Los mangas verdes eran cuadrilleros de la Santa Hermandad, la primera policía de la que se tiene noticia en occidente, creada en el siglo XV por los Reyes Católicos. Uniformados con coleto de piel hasta la cintura del que surgían unas mangas de ese llamativo color, tenían adjudicado el encargo de detener a los malhechores; pero solían llegar tarde al lugar del crimen, de tal manera que los ladrones disponían de tiempo suficiente para darse a la fuga. Por eso, el pueblo, como chanza por su lentitud, acostumbraba a exclamar “¡a buenas horas mangas verdes!” cuando los veían llegar, expresión que aún hoy se utiliza cuando sucede algo que ya no sirve para nada.
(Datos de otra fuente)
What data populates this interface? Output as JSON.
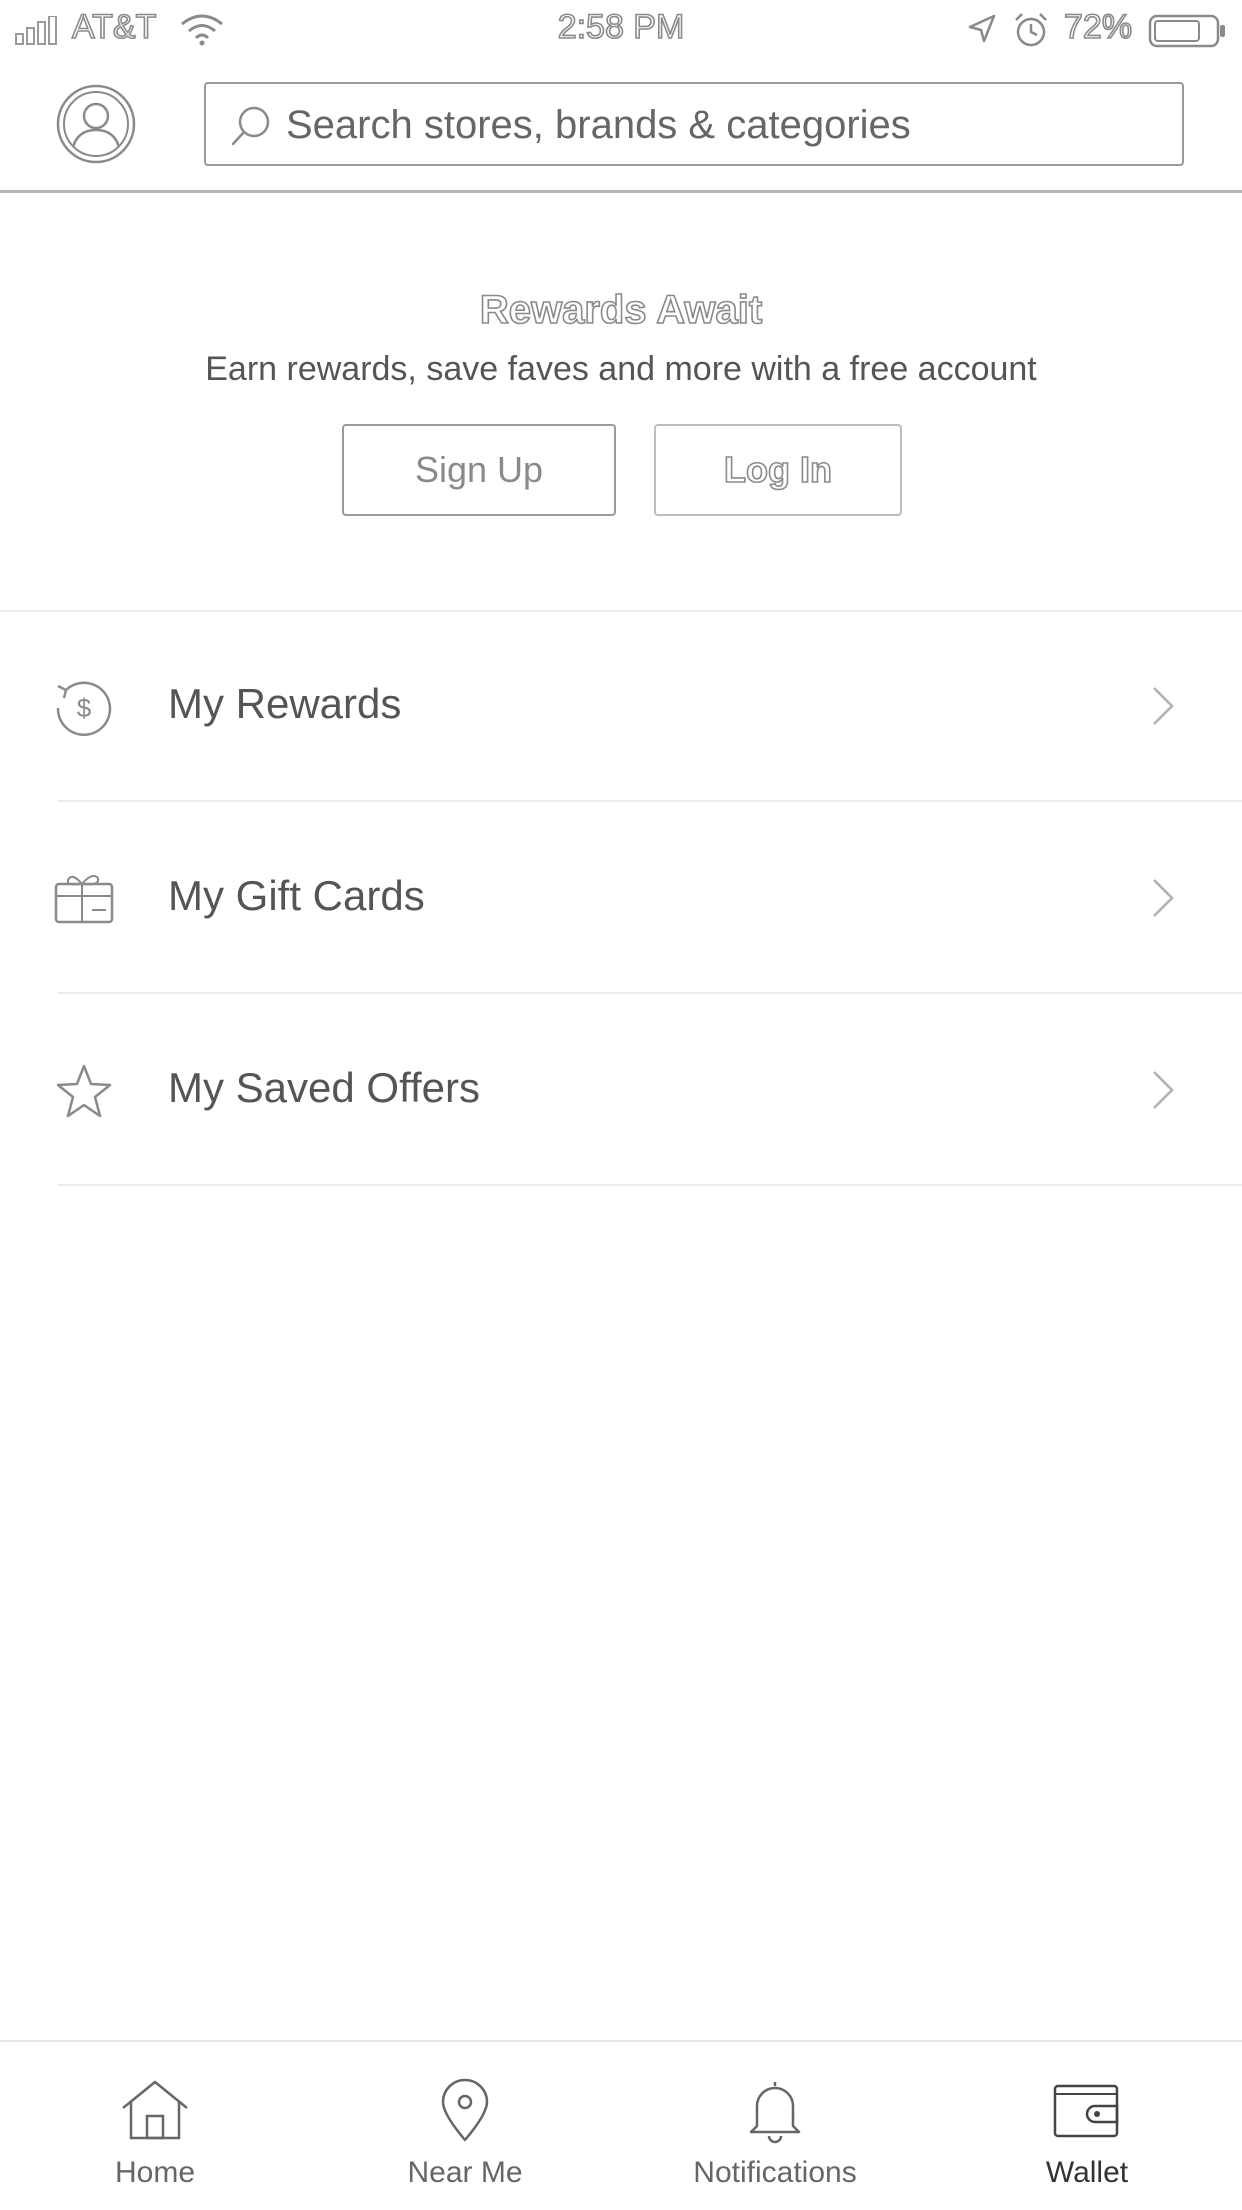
{
  "status_bar": {
    "carrier": "AT&T",
    "time": "2:58 PM",
    "battery_percent": "72%"
  },
  "header": {
    "search": {
      "placeholder": "Search stores, brands & categories",
      "value": ""
    }
  },
  "promo": {
    "title": "Rewards Await",
    "subtitle": "Earn rewards, save faves and more with a free account",
    "signup_label": "Sign Up",
    "login_label": "Log In"
  },
  "menu": {
    "items": [
      {
        "label": "My Rewards",
        "icon": "rewards-dollar-icon"
      },
      {
        "label": "My Gift Cards",
        "icon": "gift-card-icon"
      },
      {
        "label": "My Saved Offers",
        "icon": "star-icon"
      }
    ]
  },
  "tab_bar": {
    "tabs": [
      {
        "label": "Home",
        "icon": "home-icon"
      },
      {
        "label": "Near Me",
        "icon": "location-pin-icon"
      },
      {
        "label": "Notifications",
        "icon": "bell-icon"
      },
      {
        "label": "Wallet",
        "icon": "wallet-icon",
        "active": true
      }
    ]
  },
  "colors": {
    "text": "#555555",
    "border": "#9a9a9a",
    "divider": "#ececec",
    "background": "#ffffff"
  }
}
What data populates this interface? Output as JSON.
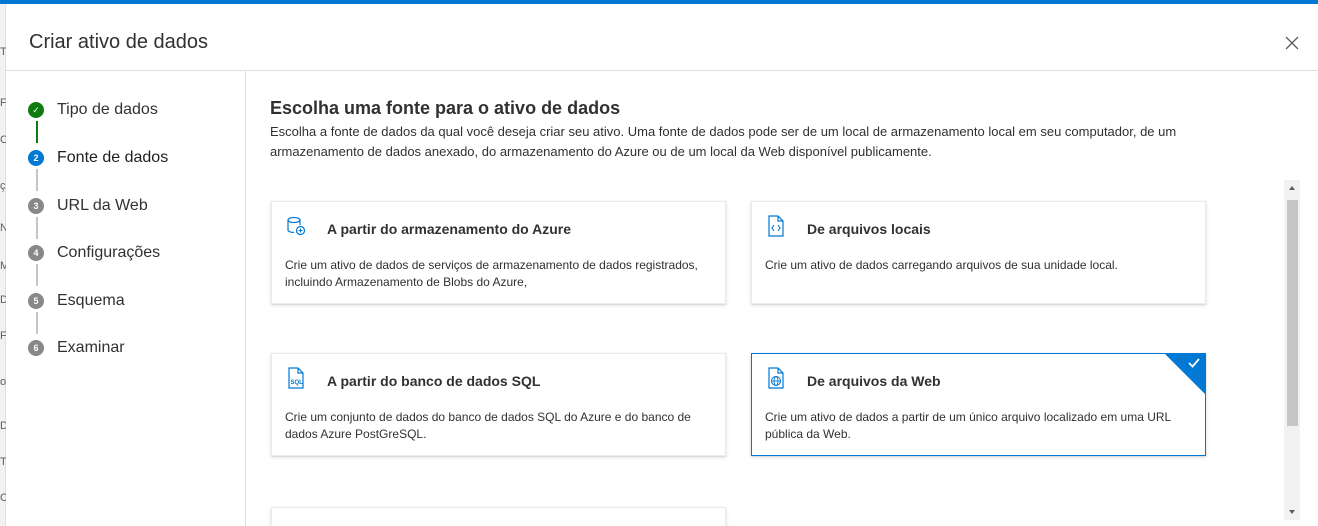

A pesar de que la primera edila --esta vez sí cabe emplear el género femenino-- del consistorio barcelonés acostumbra a vestir muy discretamente y huye de colores extravagantes, bien podría estos días de campaña hacer una excepción y cubrir sus brazos con el paño verde de aquellos brigadistas, porque ya nada de cuanto promete hacer podrá reparar el triste balance de su gestión. Cuatro años de incumplimientos y retrasos, solo en materia de seguridad y vivienda social, podrían ser descrédito suficiente para que los electores le negasen una segunda oportunidad; pero ella, inasequible al desaliento, defiende haber alcanzado logros importantes y propone continuar con sus recetas. Si la ciudad de Barcelona, bajo su mandato, se ha convertido, según fuentes del Ministerio del Interior, en la ciudad más insegura de España, lo que no resulta extraño si se atiende a la nula motivación y los escasos recursos de los que ha dotado a su colectivo policial, eso se debe, según ella asegura, a no haber logrado un apoyo suficiente de la policía autonómica. Si de las 8.000 viviendas sociales a las que se comprometió ha materializado escasamente 800, las quejas se las endosa a los promotores inmobiliarios, a quienes acusa de carecer de la mínima sensibilidad y, en una demencial huida hacia delante, pretende aumentarles el coeficiente de vivienda social hasta el 50%. Es decir, ni un gramo de autocrítica; ni siquiera cuando alguno de sus colaboradores más próximos ha decidido abandonar el barco por no ser capaz de entender el rumbo que la alcaldesa imprime al consistorio.

En su obsesivo afán por la apariencia, la señora Colau no se adorna con claveles la mantilla, porque eso resulta muy madrileño y le parecería feo a su parroquia, pero se pone más estupenda que Max Estrella y se produce con desparpajo cuando se jacta, incluso, de lo que no ha sido capaz de conseguir. Ada quiere empatizar con todos: dice no abrazar la causa secesionista, pero colgó del balcón de la alcaldía el lazo amarillo; se desmarcó del referéndum independentista, pero alcanzó un pacto nunca revelado con Puigdemont, al que cedió equipamientos municipales para la consulta; se abstuvo de asistir “por convicción laica” a la misa de la Mercè, pero se fotografió complacida junto al Papa Francisco en cuanto tuvo la oportunidad de hacerlo. Le encanta ser la novia en la boda, el niño en el bautizo y el muerto en el entierro; se la ve feliz de haberse conocido. Atrás quedan aquellos días en defensa de los afectados por las hipotecas, cuando en el último ejercicio se han registrado en Barcelona casi 3.000 desahucios. Se conoce que la barra libre a los manteros, la fobia al turismo, y las excursiones con las que pretende proyectarse a nuevos destinos, le reportan mayores réditos. Entretanto, la ciudad se duele de tanto desacierto y asiste perpleja a la exposición del pensamiento de su alcaldesa, reflejado hace poco en su perfil de Twitter, cuando aseguraba que “Barcelona no es insegura, tiene un problema específico de seguridad”, algo así como perder un imperdible.

Barcelona no debe seguir padeciendo las consecuencias de tanto despropósito, a pesar de que ella afirme estar en condiciones de resolver los problemas que de verdad preocupan a la gente. ¡A buenas horas, mangas verdes!